Es verdad que las cosas se dicen y se piden con palabras, pero las palabras descubren sentimientos y nacen de experiencias que se experimentan, valga la redundancia, en lo más profundo del corazón del hombre. Y mientras no se experimente la necesidad de alabar y glorificar, así como de depender y pedir al Señor, nuestro Padre Dios, la oración saldrá fallida, incompleta o sin contenido.

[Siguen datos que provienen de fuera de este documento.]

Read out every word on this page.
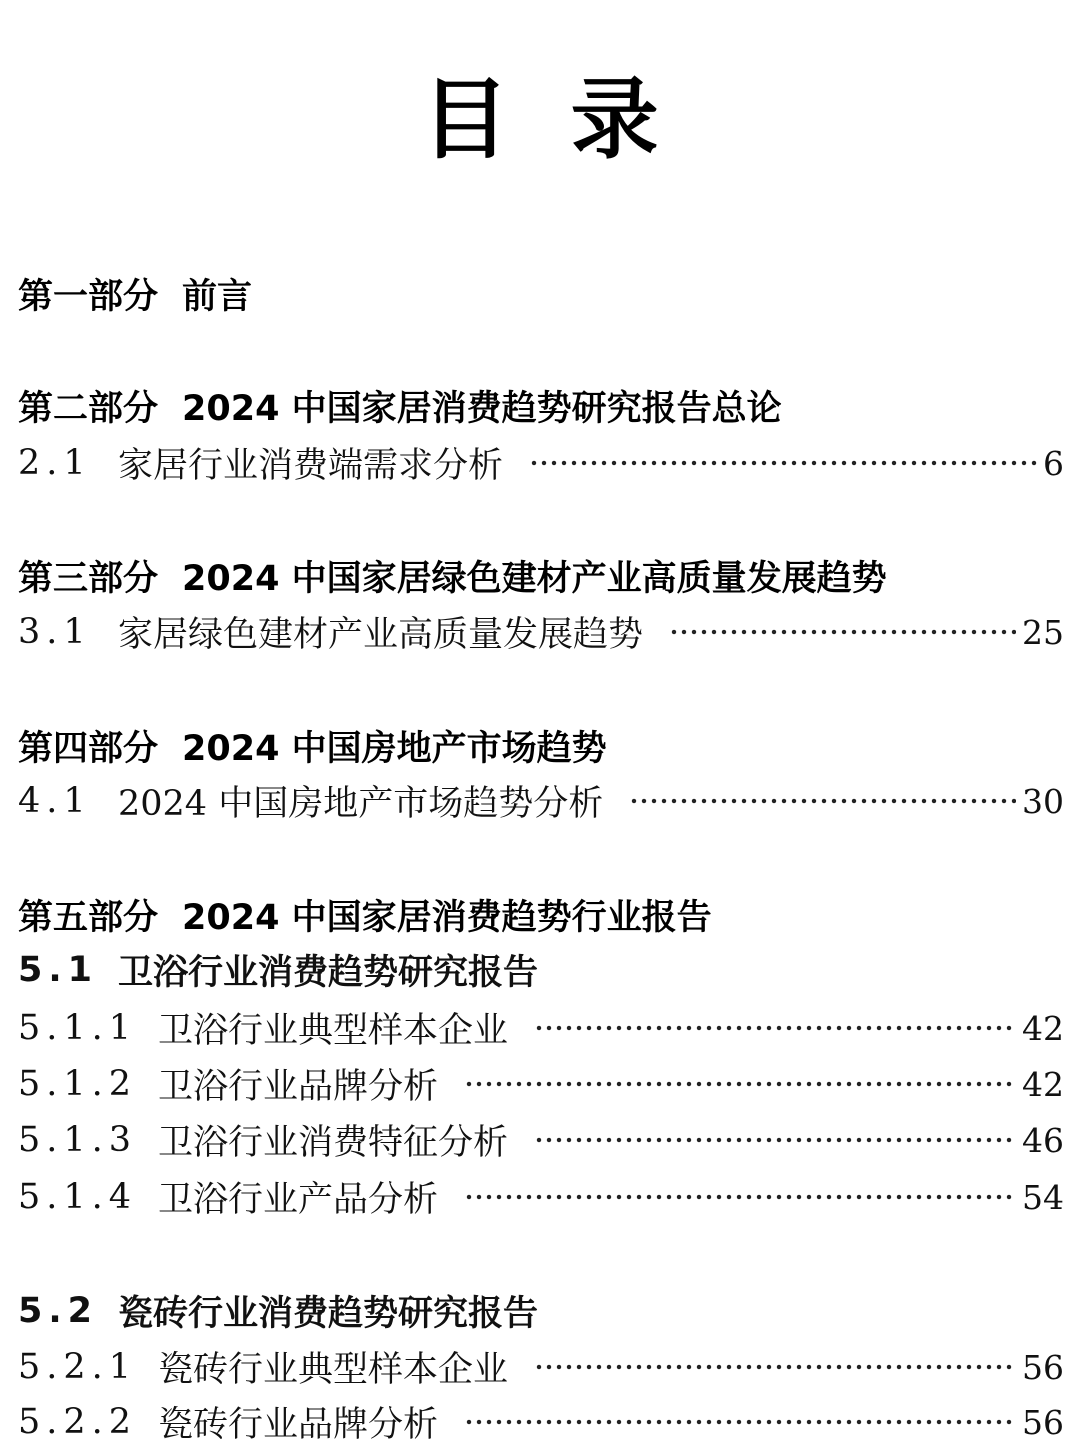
目  录
第一部分 前言
第二部分 2024 中国家居消费趋势研究报告总论
2.1 家居行业消费端需求分析	6
第三部分 2024 中国家居绿色建材产业高质量发展趋势
3.1 家居绿色建材产业高质量发展趋势	25
第四部分 2024 中国房地产市场趋势
4.1 2024 中国房地产市场趋势分析	30
第五部分 2024 中国家居消费趋势行业报告
5.1 卫浴行业消费趋势研究报告
5.1.1 卫浴行业典型样本企业	42
5.1.2 卫浴行业品牌分析	42
5.1.3 卫浴行业消费特征分析	46
5.1.4 卫浴行业产品分析	54
5.2 瓷砖行业消费趋势研究报告
5.2.1 瓷砖行业典型样本企业	56
5.2.2 瓷砖行业品牌分析	56
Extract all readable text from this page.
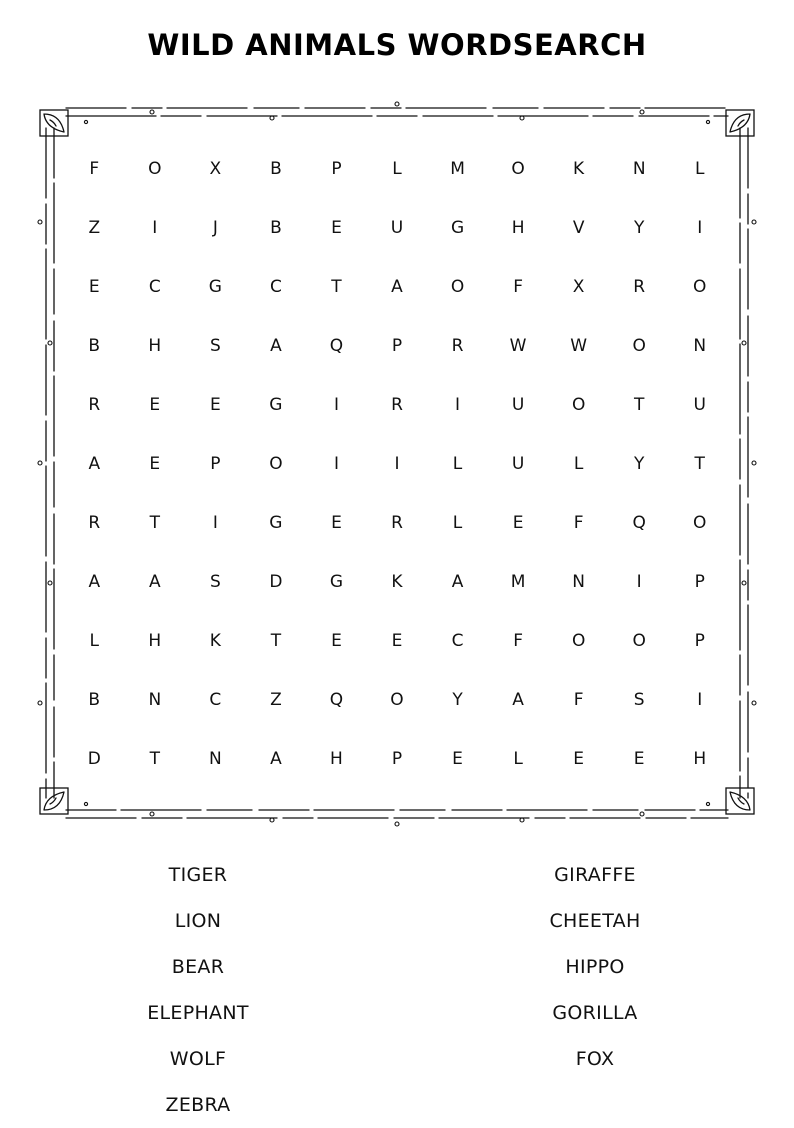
WILD ANIMALS WORDSEARCH
F	O	X	B	P	L	M	O	K	N	L
Z	I	J	B	E	U	G	H	V	Y	I
E	C	G	C	T	A	O	F	X	R	O
B	H	S	A	Q	P	R	W	W	O	N
R	E	E	G	I	R	I	U	O	T	U
A	E	P	O	I	I	L	U	L	Y	T
R	T	I	G	E	R	L	E	F	Q	O
A	A	S	D	G	K	A	M	N	I	P
L	H	K	T	E	E	C	F	O	O	P
B	N	C	Z	Q	O	Y	A	F	S	I
D	T	N	A	H	P	E	L	E	E	H
TIGER
LION
BEAR
ELEPHANT
WOLF
ZEBRA
GIRAFFE
CHEETAH
HIPPO
GORILLA
FOX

La oración necesita el tiempo del descubrimiento de Dios. O lo que es lo mismo, de un encuentro con el Señor. No puedo orar con aquel que no conozco, ni del cual tengo experiencia de su muerte, pero sobre todo, de su Resurrección. Mientras los discípulos no experimentaron la Resurrección del Señor no se habían enterado de nada. Igual nos puede suceder a nosotros.
Jesús ha Resucitado. Sí, ese Jesús que se hizo Hombre y nació del vientre de María concebido por el Espíritu Santo. Sí, ese Jesús que fue ofrecido a María como su Hijo y que desvió los planes de aquella joven sencilla y humilde que aceptó ser su Madre según los planes del Padre. Una joven que, preparada por el Espíritu Santo, abrió su corazón a la llamada de Dios.
Tú, querido amigo y lector de esta humilde reflexión, no eres menos. Ni Tú ni yo. Somos hijos de ese Dios que anunció a Maria la concepción de su Hijo por obra y Gracia del Espíritu Santo. Y, quizás, por tu ansías y ganas de buscarles, y a través de estas humildes reflexiones de otro, que también le busca, estamos siendo llamados, como María, a responderle al Espíritu de Dios. No debemos asustarnos. También a nosotros el Ángel nos susurra que no temamos. Es el Señor quien nos llama y nos promete enviarnos como Él mismo fue enviado.
Creamos en Él. Abramos nuestros corazones sin aspaviento ni emociones. Tranquilos y en paz. Él nos saluda siempre así: "Paz a vosotros". Y el Espíritu de Dios transformará nuestros corazones de piedras en corazones de carnes, disponibles y dispuestos a amar como el mismo Jesús nos amó. Amén.